A Conversation with Debbie Glovin

By John Rosenberg

 

Producer and writer Debbie Glovin has worked on national and regional Emmy-awarding winning programs for PBS and many others. We met at her home in Malibu to discuss the process of documentary filmmaking.  

Why documentaries?

As a cultural historian by training, I found that documentaries, which take great intellectual curiosity, research and an interest in people and the world was a natural fit. Both the people who make documentaries and the people who are the subjects of documentaries are often fascinating people.

How did you get into this field?

I was down from the Bay Area for a birthday weekend, visiting friends, when I heard about an ABC reality TV show which was interviewing. I went in and they said they wanted someone educated. With my Masters Degree and research background I was hired on the spot and given one week to move to Los Angeles.    

Are documentaries a form that all filmmakers should try?

Yes! You learn a lot about approaching a subject honestly. You also develop skills, such as research, flexibility and storytelling which help you in dramatic projects as well. If you can make a compelling program and story about something that audiences may not normally find engaging, it can help you later when the only limit is your imagination. In dramatic films you may have George Clooney, but in documentaries you have to make a rock sexy.

Is it easier or harder now to make documentaries?

Technologically, we have lighter, more portable equipment and we’re not relying on film which is vulnerable to temperature change, x-rays and intensive laboratory processes. For instance, I produced a segment for a show entitled Day in the Life of America, where we did more than twenty locations in two states over a 24 hour time period. The lighter equipment would have been a great help. Logistically, however, I’d say it’s more difficult. Today I would be hard pressed to keep that kind of schedule. Sometimes, I took several flights a day, had to literally run through Security carrying equipment and black bags with film inside that could not be checked or examined. And the airlines were a huge help. The flight attendants knew you so well that they anticipated even getting you a different meal for the same route each time. That great support is no longer there.

What are some of the best aspects of documentary filmmaking?

Making documentaries has brought me in contact with extraordinary people and organizations, such as NASA, the NAS, NOAA, USGS, NCAR, DOD and professors, some noble laureates, from major universities. I’ve particularly enjoyed that documentary filmmaking has allowed me to travel worldwide, working in exotic locations that one wouldn’t normally visit, such as the Arctic, equatorial coral reefs, naval ships, copper mines of Cypress, and oil platforms of the North Atlantic. One of the most interesting aspects is interviewing experts. You have to be a quick study. You absolutely cannot skimp on research. You must be prepared to acquaint yourself with their work and their subject matter. Even if you don’t fully understand the nuances of their specialty you have to be prepared to interview them intelligently.

Do you have a particular approach to making documentaries?

A good way to approach making a documentary is to create a mission statement about the subject so you know what the film is going to be about and what your throughline is, generally from beginning to end.

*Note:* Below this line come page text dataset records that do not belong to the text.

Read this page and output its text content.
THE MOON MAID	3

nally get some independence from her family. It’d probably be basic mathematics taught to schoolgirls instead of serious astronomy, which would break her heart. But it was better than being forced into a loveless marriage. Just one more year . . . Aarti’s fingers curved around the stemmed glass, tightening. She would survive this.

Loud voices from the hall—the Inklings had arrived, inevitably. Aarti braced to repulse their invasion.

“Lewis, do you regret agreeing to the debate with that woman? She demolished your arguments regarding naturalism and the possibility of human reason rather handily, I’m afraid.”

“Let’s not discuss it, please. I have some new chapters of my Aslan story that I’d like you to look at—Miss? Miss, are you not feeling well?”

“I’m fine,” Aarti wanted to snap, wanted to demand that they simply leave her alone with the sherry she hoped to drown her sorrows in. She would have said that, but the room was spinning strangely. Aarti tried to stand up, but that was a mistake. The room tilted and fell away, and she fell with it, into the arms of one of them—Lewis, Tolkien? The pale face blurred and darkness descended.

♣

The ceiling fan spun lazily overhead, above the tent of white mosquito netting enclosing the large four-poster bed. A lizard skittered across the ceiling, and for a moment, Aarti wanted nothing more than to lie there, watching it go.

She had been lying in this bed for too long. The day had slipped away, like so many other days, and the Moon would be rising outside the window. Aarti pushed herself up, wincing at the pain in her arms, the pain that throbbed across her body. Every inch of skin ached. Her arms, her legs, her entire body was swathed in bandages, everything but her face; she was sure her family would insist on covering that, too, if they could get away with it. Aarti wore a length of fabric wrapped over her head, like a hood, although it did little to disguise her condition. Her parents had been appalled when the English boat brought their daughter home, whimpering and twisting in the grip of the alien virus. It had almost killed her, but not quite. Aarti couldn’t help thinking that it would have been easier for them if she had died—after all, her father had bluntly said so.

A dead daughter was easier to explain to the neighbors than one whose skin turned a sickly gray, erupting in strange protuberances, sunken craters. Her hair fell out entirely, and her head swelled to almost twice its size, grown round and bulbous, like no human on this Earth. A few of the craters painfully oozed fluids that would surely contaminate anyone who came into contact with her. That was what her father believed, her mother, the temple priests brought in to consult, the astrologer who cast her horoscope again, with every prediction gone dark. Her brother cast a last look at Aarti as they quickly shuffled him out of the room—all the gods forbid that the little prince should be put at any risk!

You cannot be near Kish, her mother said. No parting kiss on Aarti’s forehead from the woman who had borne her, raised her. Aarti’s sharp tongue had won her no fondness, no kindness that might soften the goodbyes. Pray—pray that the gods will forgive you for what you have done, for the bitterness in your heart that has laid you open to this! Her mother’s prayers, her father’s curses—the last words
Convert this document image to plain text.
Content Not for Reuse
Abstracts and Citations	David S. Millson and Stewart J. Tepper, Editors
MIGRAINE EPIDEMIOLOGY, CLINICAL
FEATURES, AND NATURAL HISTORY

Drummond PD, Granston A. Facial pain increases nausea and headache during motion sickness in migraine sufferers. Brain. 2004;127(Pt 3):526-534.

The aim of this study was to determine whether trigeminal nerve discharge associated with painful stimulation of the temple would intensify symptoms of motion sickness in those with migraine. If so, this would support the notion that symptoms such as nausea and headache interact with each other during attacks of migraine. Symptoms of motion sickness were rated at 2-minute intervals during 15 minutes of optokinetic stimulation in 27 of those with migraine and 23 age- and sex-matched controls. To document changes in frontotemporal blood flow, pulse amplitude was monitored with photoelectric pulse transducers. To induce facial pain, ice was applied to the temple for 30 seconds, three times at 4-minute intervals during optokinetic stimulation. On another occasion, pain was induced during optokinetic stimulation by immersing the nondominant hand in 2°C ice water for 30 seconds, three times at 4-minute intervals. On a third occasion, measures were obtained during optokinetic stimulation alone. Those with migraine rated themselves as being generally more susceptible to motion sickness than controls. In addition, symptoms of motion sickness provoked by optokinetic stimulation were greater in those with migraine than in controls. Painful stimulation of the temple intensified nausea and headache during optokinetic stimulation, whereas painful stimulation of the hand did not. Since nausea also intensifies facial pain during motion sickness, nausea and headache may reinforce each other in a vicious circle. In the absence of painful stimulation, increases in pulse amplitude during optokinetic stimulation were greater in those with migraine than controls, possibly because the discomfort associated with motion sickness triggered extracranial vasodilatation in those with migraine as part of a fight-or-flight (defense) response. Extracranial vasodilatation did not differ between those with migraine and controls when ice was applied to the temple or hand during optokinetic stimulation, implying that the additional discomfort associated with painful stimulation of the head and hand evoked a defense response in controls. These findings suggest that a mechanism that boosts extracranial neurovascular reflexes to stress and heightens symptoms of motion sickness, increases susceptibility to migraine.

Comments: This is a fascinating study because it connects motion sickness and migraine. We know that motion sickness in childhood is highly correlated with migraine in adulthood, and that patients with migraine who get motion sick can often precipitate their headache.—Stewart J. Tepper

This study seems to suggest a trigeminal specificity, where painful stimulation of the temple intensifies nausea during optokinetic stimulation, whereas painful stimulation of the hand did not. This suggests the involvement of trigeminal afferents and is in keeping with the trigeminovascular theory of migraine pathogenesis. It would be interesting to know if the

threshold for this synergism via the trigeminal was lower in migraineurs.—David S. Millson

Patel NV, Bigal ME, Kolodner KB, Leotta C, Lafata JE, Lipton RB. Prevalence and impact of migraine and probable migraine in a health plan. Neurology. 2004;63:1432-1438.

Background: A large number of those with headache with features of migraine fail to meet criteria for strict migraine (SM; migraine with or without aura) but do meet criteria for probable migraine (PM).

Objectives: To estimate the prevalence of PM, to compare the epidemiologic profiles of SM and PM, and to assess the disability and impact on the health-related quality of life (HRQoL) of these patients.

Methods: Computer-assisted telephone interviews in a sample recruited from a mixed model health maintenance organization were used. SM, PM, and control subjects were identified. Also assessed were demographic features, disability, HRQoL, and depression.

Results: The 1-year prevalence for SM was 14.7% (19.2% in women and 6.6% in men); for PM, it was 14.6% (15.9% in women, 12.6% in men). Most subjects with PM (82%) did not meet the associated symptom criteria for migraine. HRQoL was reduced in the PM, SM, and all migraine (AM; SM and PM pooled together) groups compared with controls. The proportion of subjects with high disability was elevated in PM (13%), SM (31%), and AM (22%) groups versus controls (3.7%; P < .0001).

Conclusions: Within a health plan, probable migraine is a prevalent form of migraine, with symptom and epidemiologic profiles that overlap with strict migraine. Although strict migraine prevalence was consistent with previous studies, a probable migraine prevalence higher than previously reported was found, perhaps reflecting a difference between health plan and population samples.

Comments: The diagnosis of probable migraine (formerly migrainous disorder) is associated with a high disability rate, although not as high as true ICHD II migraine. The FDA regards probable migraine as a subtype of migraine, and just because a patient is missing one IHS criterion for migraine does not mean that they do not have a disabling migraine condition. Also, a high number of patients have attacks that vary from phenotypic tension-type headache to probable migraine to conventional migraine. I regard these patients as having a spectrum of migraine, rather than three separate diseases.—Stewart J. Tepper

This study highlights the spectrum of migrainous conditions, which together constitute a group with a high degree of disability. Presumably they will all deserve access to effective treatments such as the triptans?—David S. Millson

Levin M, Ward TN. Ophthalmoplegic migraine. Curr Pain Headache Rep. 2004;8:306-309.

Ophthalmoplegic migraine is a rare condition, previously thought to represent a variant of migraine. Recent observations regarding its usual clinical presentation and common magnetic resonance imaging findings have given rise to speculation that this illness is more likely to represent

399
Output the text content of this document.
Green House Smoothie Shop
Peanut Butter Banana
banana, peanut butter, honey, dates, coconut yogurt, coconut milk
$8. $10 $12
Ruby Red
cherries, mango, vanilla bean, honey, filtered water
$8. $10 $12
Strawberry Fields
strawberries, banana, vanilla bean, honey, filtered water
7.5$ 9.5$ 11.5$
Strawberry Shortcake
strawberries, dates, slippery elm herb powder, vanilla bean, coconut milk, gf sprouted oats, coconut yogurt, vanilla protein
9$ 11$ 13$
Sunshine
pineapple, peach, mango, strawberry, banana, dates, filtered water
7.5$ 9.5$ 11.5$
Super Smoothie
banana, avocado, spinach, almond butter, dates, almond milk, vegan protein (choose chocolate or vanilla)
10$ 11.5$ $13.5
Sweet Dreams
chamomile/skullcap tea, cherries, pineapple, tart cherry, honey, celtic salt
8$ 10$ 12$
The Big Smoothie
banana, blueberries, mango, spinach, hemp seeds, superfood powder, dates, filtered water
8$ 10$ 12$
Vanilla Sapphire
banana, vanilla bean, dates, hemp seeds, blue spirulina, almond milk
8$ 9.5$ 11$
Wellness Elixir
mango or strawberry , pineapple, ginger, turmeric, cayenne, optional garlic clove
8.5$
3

Research it, outline it, and then find stories that reinforce your general proposition. At the same time you have to remain open to opportunities which will change your project. When a friend of mine went half way across the world to film a particular subject for a documentary, he found that the reality on the ground wasn’t what the production company had scripted back in L.A. He was nimble enough to rewrite the story on the spot, which made an excellent documentary and was well received by critics and audiences. But it did not endear him to the suits (executives) who had to approve decisions and schedules. As a filmmaker you have to be honest and adaptable enough to tell the true story, not the anticipated one.

Can you say a bit more about developing a documentary?

You essentially need a beginning, middle and end for each segment with several segments that interrelate as they develop together throughout the program. You should be as prepared as possible for the shoot, even though it won’t necessarily go exactly as planned. This can cause difficulties but it’s also a great opportunity. When you get your production footage back, you edit it, keeping in mind the story, the structure, and the theme that you’ve developed. After you put everything together with the talking heads and b-roll (the footage that will illustrate what your interviewees are talking about) it means you can write the final voiceover to camera while watching the rough cut.  This way the project grows organically into the film it was supposed to be. It might not be exactly what you set out to do, but it has the integrity of your initial intent.

What do you see for the future of documentaries?

It’s clear to me with the excellent pro-sumer equipment and democratization of information through the Internet, almost everyone coming up through the educational system will, at some point, make some kind of documentary video at some level. Just as it has been a standard to write a persuasive essay, one will have to be able to create a visual persuasive essay. This will become more and more important for students. People may not necessarily work at a professional level, but everyone will have to be proficient in expressing themselves visually in media. It’s a very powerful tool to have.